The
Electronic Materials & Devices (EMD) Group at AFR conducts research
and development of advanced thin film materials for electronic device
applications as well as development of in-situ thin film metrology tools.
For over a decade, research at AFR has involved epitaxial growth of high
temperature superconductor (e.g., YBa2Cu3O7-x),
ferroelectric (e.g., Pb(Zr,Ti)O3, (Ba,Sr)TiO3), dielectric
(e.g., YSZ, CeO2, CaF2) and semiconductor (SiC) thin films
on various substrate materials including silicon wafers.
The
primary deposition technique at AFR is pulsed laser deposition (PLD).
In PLD, an intense pulsed laser beam (typically ultraviolet) is focused
onto a target resulting in a highly energetic plasma, the so-called plume, of
neutrals and ions which are directed onto a heated substrate.
The pulsed energy density at the target is the driving force for
effectively depositing materials containing elements with different vapor
pressures.

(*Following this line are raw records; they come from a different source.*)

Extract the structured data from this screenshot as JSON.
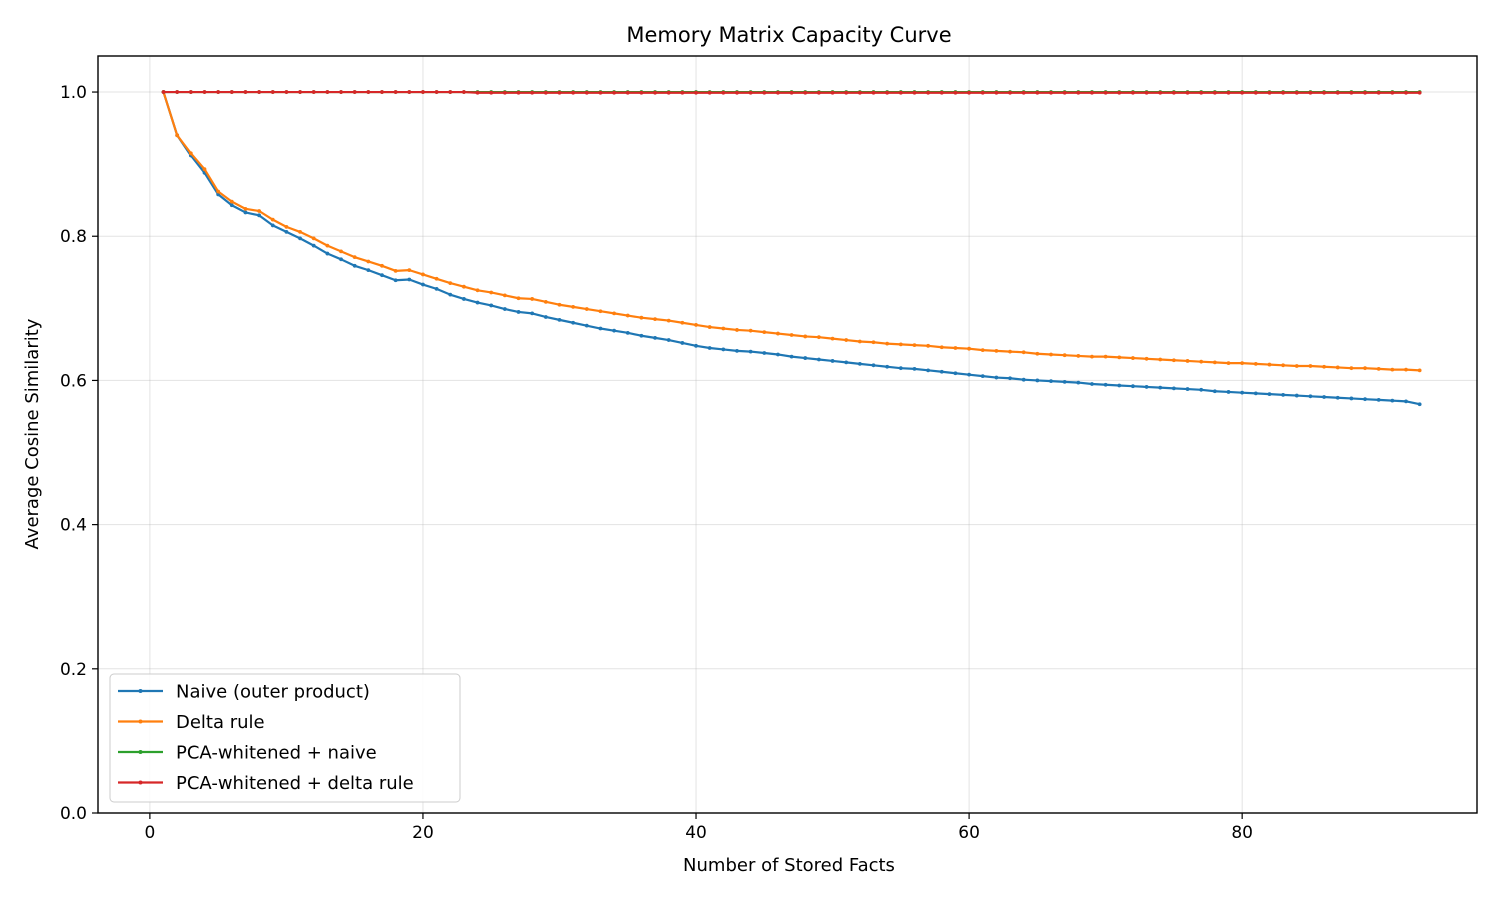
{
  "chart_data": {
    "type": "line",
    "title": "Memory Matrix Capacity Curve",
    "xlabel": "Number of Stored Facts",
    "ylabel": "Average Cosine Similarity",
    "xlim": [
      -3.8,
      97.2
    ],
    "ylim": [
      0,
      1.05
    ],
    "xticks": [
      0,
      20,
      40,
      60,
      80
    ],
    "yticks": [
      0.0,
      0.2,
      0.4,
      0.6,
      0.8,
      1.0
    ],
    "xtick_labels": [
      "0",
      "20",
      "40",
      "60",
      "80"
    ],
    "ytick_labels": [
      "0.0",
      "0.2",
      "0.4",
      "0.6",
      "0.8",
      "1.0"
    ],
    "grid": true,
    "legend_position": "lower-left",
    "series": [
      {
        "name": "Naive (outer product)",
        "color": "#1f77b4",
        "x_start": 1,
        "x_step": 1,
        "values": [
          1.0,
          0.94,
          0.912,
          0.888,
          0.858,
          0.843,
          0.833,
          0.829,
          0.815,
          0.806,
          0.797,
          0.787,
          0.776,
          0.768,
          0.759,
          0.753,
          0.746,
          0.739,
          0.74,
          0.733,
          0.727,
          0.719,
          0.713,
          0.708,
          0.704,
          0.699,
          0.695,
          0.693,
          0.688,
          0.684,
          0.68,
          0.676,
          0.672,
          0.669,
          0.666,
          0.662,
          0.659,
          0.656,
          0.652,
          0.648,
          0.645,
          0.643,
          0.641,
          0.64,
          0.638,
          0.636,
          0.633,
          0.631,
          0.629,
          0.627,
          0.625,
          0.623,
          0.621,
          0.619,
          0.617,
          0.616,
          0.614,
          0.612,
          0.61,
          0.608,
          0.606,
          0.604,
          0.603,
          0.601,
          0.6,
          0.599,
          0.598,
          0.597,
          0.595,
          0.594,
          0.593,
          0.592,
          0.591,
          0.59,
          0.589,
          0.588,
          0.587,
          0.585,
          0.584,
          0.583,
          0.582,
          0.581,
          0.58,
          0.579,
          0.578,
          0.577,
          0.576,
          0.575,
          0.574,
          0.573,
          0.572,
          0.571,
          0.567
        ]
      },
      {
        "name": "Delta rule",
        "color": "#ff7f0e",
        "x_start": 1,
        "x_step": 1,
        "values": [
          1.0,
          0.94,
          0.915,
          0.893,
          0.862,
          0.848,
          0.838,
          0.835,
          0.823,
          0.813,
          0.806,
          0.797,
          0.787,
          0.779,
          0.771,
          0.765,
          0.759,
          0.752,
          0.753,
          0.747,
          0.741,
          0.735,
          0.73,
          0.725,
          0.722,
          0.718,
          0.714,
          0.713,
          0.709,
          0.705,
          0.702,
          0.699,
          0.696,
          0.693,
          0.69,
          0.687,
          0.685,
          0.683,
          0.68,
          0.677,
          0.674,
          0.672,
          0.67,
          0.669,
          0.667,
          0.665,
          0.663,
          0.661,
          0.66,
          0.658,
          0.656,
          0.654,
          0.653,
          0.651,
          0.65,
          0.649,
          0.648,
          0.646,
          0.645,
          0.644,
          0.642,
          0.641,
          0.64,
          0.639,
          0.637,
          0.636,
          0.635,
          0.634,
          0.633,
          0.633,
          0.632,
          0.631,
          0.63,
          0.629,
          0.628,
          0.627,
          0.626,
          0.625,
          0.624,
          0.624,
          0.623,
          0.622,
          0.621,
          0.62,
          0.62,
          0.619,
          0.618,
          0.617,
          0.617,
          0.616,
          0.615,
          0.615,
          0.614
        ]
      },
      {
        "name": "PCA-whitened + naive",
        "color": "#2ca02c",
        "x_start": 1,
        "x_step": 1,
        "values": [
          1.0,
          1.0,
          1.0,
          1.0,
          1.0,
          1.0,
          1.0,
          1.0,
          1.0,
          1.0,
          1.0,
          1.0,
          1.0,
          1.0,
          1.0,
          1.0,
          1.0,
          1.0,
          1.0,
          1.0,
          1.0,
          1.0,
          1.0,
          1.0,
          1.0,
          1.0,
          1.0,
          1.0,
          1.0,
          1.0,
          1.0,
          1.0,
          1.0,
          1.0,
          1.0,
          1.0,
          1.0,
          1.0,
          1.0,
          1.0,
          1.0,
          1.0,
          1.0,
          1.0,
          1.0,
          1.0,
          1.0,
          1.0,
          1.0,
          1.0,
          1.0,
          1.0,
          1.0,
          1.0,
          1.0,
          1.0,
          1.0,
          1.0,
          1.0,
          1.0,
          1.0,
          1.0,
          1.0,
          1.0,
          1.0,
          1.0,
          1.0,
          1.0,
          1.0,
          1.0,
          1.0,
          1.0,
          1.0,
          1.0,
          1.0,
          1.0,
          1.0,
          1.0,
          1.0,
          1.0,
          1.0,
          1.0,
          1.0,
          1.0,
          1.0,
          1.0,
          1.0,
          1.0,
          1.0,
          1.0,
          1.0,
          1.0,
          1.0
        ]
      },
      {
        "name": "PCA-whitened + delta rule",
        "color": "#d62728",
        "x_start": 1,
        "x_step": 1,
        "values": [
          1.0,
          1.0,
          1.0,
          1.0,
          1.0,
          1.0,
          1.0,
          1.0,
          1.0,
          1.0,
          1.0,
          1.0,
          1.0,
          1.0,
          1.0,
          1.0,
          1.0,
          1.0,
          1.0,
          1.0,
          1.0,
          1.0,
          1.0,
          0.999,
          0.999,
          0.999,
          0.999,
          0.999,
          0.999,
          0.999,
          0.999,
          0.999,
          0.999,
          0.999,
          0.999,
          0.999,
          0.999,
          0.999,
          0.999,
          0.999,
          0.999,
          0.999,
          0.999,
          0.999,
          0.999,
          0.999,
          0.999,
          0.999,
          0.999,
          0.999,
          0.999,
          0.999,
          0.999,
          0.999,
          0.999,
          0.999,
          0.999,
          0.999,
          0.999,
          0.999,
          0.999,
          0.999,
          0.999,
          0.999,
          0.999,
          0.999,
          0.999,
          0.999,
          0.999,
          0.999,
          0.999,
          0.999,
          0.999,
          0.999,
          0.999,
          0.999,
          0.999,
          0.999,
          0.999,
          0.999,
          0.999,
          0.999,
          0.999,
          0.999,
          0.999,
          0.999,
          0.999,
          0.999,
          0.999,
          0.999,
          0.999,
          0.999,
          0.999
        ]
      }
    ]
  }
}
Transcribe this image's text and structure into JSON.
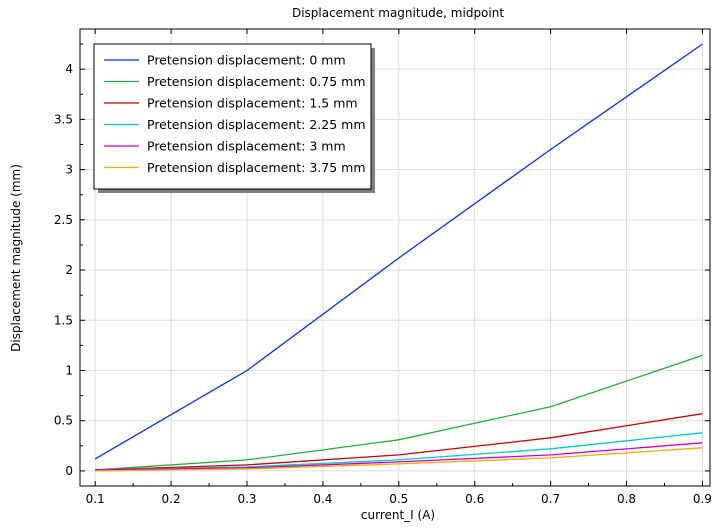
{
  "chart_data": {
    "type": "line",
    "title": "Displacement magnitude, midpoint",
    "xlabel": "current_I (A)",
    "ylabel": "Displacement magnitude (mm)",
    "xlim": [
      0.08,
      0.91
    ],
    "ylim": [
      -0.15,
      4.4
    ],
    "x": [
      0.1,
      0.3,
      0.5,
      0.7,
      0.9
    ],
    "xticks": [
      "0.1",
      "0.2",
      "0.3",
      "0.4",
      "0.5",
      "0.6",
      "0.7",
      "0.8",
      "0.9"
    ],
    "xtick_values": [
      0.1,
      0.2,
      0.3,
      0.4,
      0.5,
      0.6,
      0.7,
      0.8,
      0.9
    ],
    "yticks": [
      "0",
      "0.5",
      "1",
      "1.5",
      "2",
      "2.5",
      "3",
      "3.5",
      "4"
    ],
    "ytick_values": [
      0,
      0.5,
      1,
      1.5,
      2,
      2.5,
      3,
      3.5,
      4
    ],
    "grid": true,
    "legend_position": "top-left",
    "series": [
      {
        "name": "Pretension displacement: 0 mm",
        "color": "#0033ff",
        "values": [
          0.12,
          1.0,
          2.12,
          3.2,
          4.25
        ]
      },
      {
        "name": "Pretension displacement: 0.75 mm",
        "color": "#22b033",
        "values": [
          0.01,
          0.11,
          0.31,
          0.64,
          1.15
        ]
      },
      {
        "name": "Pretension displacement: 1.5 mm",
        "color": "#cc0000",
        "values": [
          0.01,
          0.06,
          0.16,
          0.33,
          0.57
        ]
      },
      {
        "name": "Pretension displacement: 2.25 mm",
        "color": "#00cccc",
        "values": [
          0.01,
          0.04,
          0.11,
          0.22,
          0.38
        ]
      },
      {
        "name": "Pretension displacement: 3 mm",
        "color": "#cc00cc",
        "values": [
          0.01,
          0.03,
          0.09,
          0.16,
          0.28
        ]
      },
      {
        "name": "Pretension displacement: 3.75 mm",
        "color": "#ffaa00",
        "values": [
          0.0,
          0.02,
          0.07,
          0.13,
          0.23
        ]
      }
    ]
  }
}
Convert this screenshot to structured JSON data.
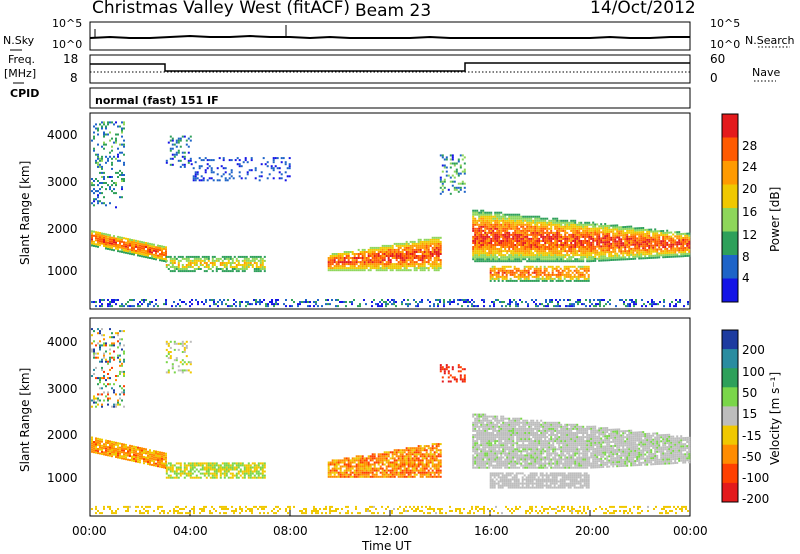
{
  "header": {
    "station": "Christmas Valley West (fitACF)",
    "beam": "Beam 23",
    "date": "14/Oct/2012"
  },
  "left_labels": {
    "nsky": "N.Sky",
    "freq": "Freq.",
    "freq_unit": "[MHz]",
    "cpid": "CPID"
  },
  "right_labels": {
    "nsearch": "N.Search",
    "nave": "Nave"
  },
  "noise_panel": {
    "left_ticks": [
      "10^5",
      "10^0"
    ],
    "right_ticks": [
      "10^5",
      "10^0"
    ]
  },
  "freq_panel": {
    "left_ticks": [
      "18",
      "8"
    ],
    "right_ticks": [
      "60",
      "0"
    ]
  },
  "cpid_text": "normal (fast) 151 IF",
  "xaxis": {
    "label": "Time UT",
    "ticks": [
      "00:00",
      "04:00",
      "08:00",
      "12:00",
      "16:00",
      "20:00",
      "00:00"
    ]
  },
  "power_panel": {
    "ylabel": "Slant Range [km]",
    "yticks": [
      "4000",
      "3000",
      "2000",
      "1000"
    ],
    "cbar_label": "Power [dB]",
    "cbar_ticks": [
      "28",
      "24",
      "20",
      "16",
      "12",
      "8",
      "4"
    ],
    "cbar_colors": [
      "#e41a1c",
      "#ff5a00",
      "#ff9a00",
      "#f0c800",
      "#8ed65a",
      "#2ea05a",
      "#1e64c8",
      "#1414e6"
    ]
  },
  "velocity_panel": {
    "ylabel": "Slant Range [km]",
    "yticks": [
      "4000",
      "3000",
      "2000",
      "1000"
    ],
    "cbar_label": "Velocity [m s⁻¹]",
    "cbar_ticks": [
      "200",
      "100",
      "50",
      "15",
      "-15",
      "-50",
      "-100",
      "-200"
    ],
    "cbar_colors": [
      "#1e3ca0",
      "#2a8ca0",
      "#2ea05a",
      "#7ad64a",
      "#bdbdbd",
      "#f0c800",
      "#ff8c00",
      "#ff4000",
      "#e41a1c"
    ]
  },
  "chart_data": [
    {
      "type": "line",
      "title": "Christmas Valley West (fitACF) Beam 23 14/Oct/2012",
      "series": [
        {
          "name": "N.Sky",
          "x_hours": [
            0,
            4,
            8,
            12,
            16,
            20,
            24
          ],
          "values": [
            100,
            100,
            100,
            100,
            100,
            100,
            100
          ]
        },
        {
          "name": "N.Search"
        }
      ],
      "ylim": [
        "10^0",
        "10^5"
      ]
    },
    {
      "type": "line",
      "series": [
        {
          "name": "Freq.",
          "x_hours": [
            0,
            3,
            3,
            15,
            15,
            24
          ],
          "values": [
            14.5,
            14.5,
            10.5,
            10.5,
            14.5,
            14.5
          ]
        },
        {
          "name": "Nave"
        }
      ],
      "ylim": [
        8,
        18
      ],
      "y2lim": [
        0,
        60
      ]
    },
    {
      "type": "heatmap",
      "ylabel": "Slant Range [km]",
      "xlabel": "Time UT",
      "xlim": [
        0,
        24
      ],
      "ylim": [
        180,
        4500
      ],
      "colorbar": {
        "label": "Power [dB]",
        "ticks": [
          4,
          8,
          12,
          16,
          20,
          24,
          28
        ]
      },
      "regions": [
        {
          "t0": 0.0,
          "t1": 3.0,
          "r0": 1500,
          "r1": 1900,
          "level": 24
        },
        {
          "t0": 3.0,
          "t1": 7.0,
          "r0": 950,
          "r1": 1350,
          "level": 16
        },
        {
          "t0": 9.5,
          "t1": 14.0,
          "r0": 1000,
          "r1": 1700,
          "level": 26
        },
        {
          "t0": 15.3,
          "t1": 24.0,
          "r0": 1300,
          "r1": 2300,
          "level": 22
        },
        {
          "t0": 16.0,
          "t1": 20.0,
          "r0": 750,
          "r1": 1100,
          "level": 20
        }
      ]
    },
    {
      "type": "heatmap",
      "ylabel": "Slant Range [km]",
      "xlabel": "Time UT",
      "xlim": [
        0,
        24
      ],
      "ylim": [
        180,
        4500
      ],
      "colorbar": {
        "label": "Velocity [m s⁻¹]",
        "ticks": [
          -200,
          -100,
          -50,
          -15,
          15,
          50,
          100,
          200
        ]
      },
      "regions": [
        {
          "t0": 0.0,
          "t1": 3.0,
          "r0": 1500,
          "r1": 1900,
          "value": -75
        },
        {
          "t0": 3.0,
          "t1": 7.0,
          "r0": 950,
          "r1": 1350,
          "value": -60
        },
        {
          "t0": 9.5,
          "t1": 14.0,
          "r0": 1000,
          "r1": 1700,
          "value": -90
        },
        {
          "t0": 15.3,
          "t1": 24.0,
          "r0": 1300,
          "r1": 2400,
          "value": 0
        },
        {
          "t0": 16.0,
          "t1": 20.0,
          "r0": 750,
          "r1": 1100,
          "value": 0
        }
      ]
    }
  ]
}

Using the correct
process parameters (e.g., appropriate energy density range), PLD has an inherent
ability to maintain the target stoichiometry in the deposited film.
By virtue of its versatility and relative simplicity, PLD is a convenient
method for depositing multi-layer structures, in-situ, utilizing a movable,
multi-target holder. Although PLD
has not emerged as a mainstream technique for commercial thin film deposition,
it is widely regarded as an excellent research tool for rapidly exploring thin
film materials and structures.
Two
PLD chambers are available at AFR for deposition of a wide variety of materials.
The first is a turbomolecular-pumped system configured for PLD of up to
five materials in-situ in a single deposition routine.
The second is a hybrid system for deposition of thin film materials by
PLD and/or thermal evaporation.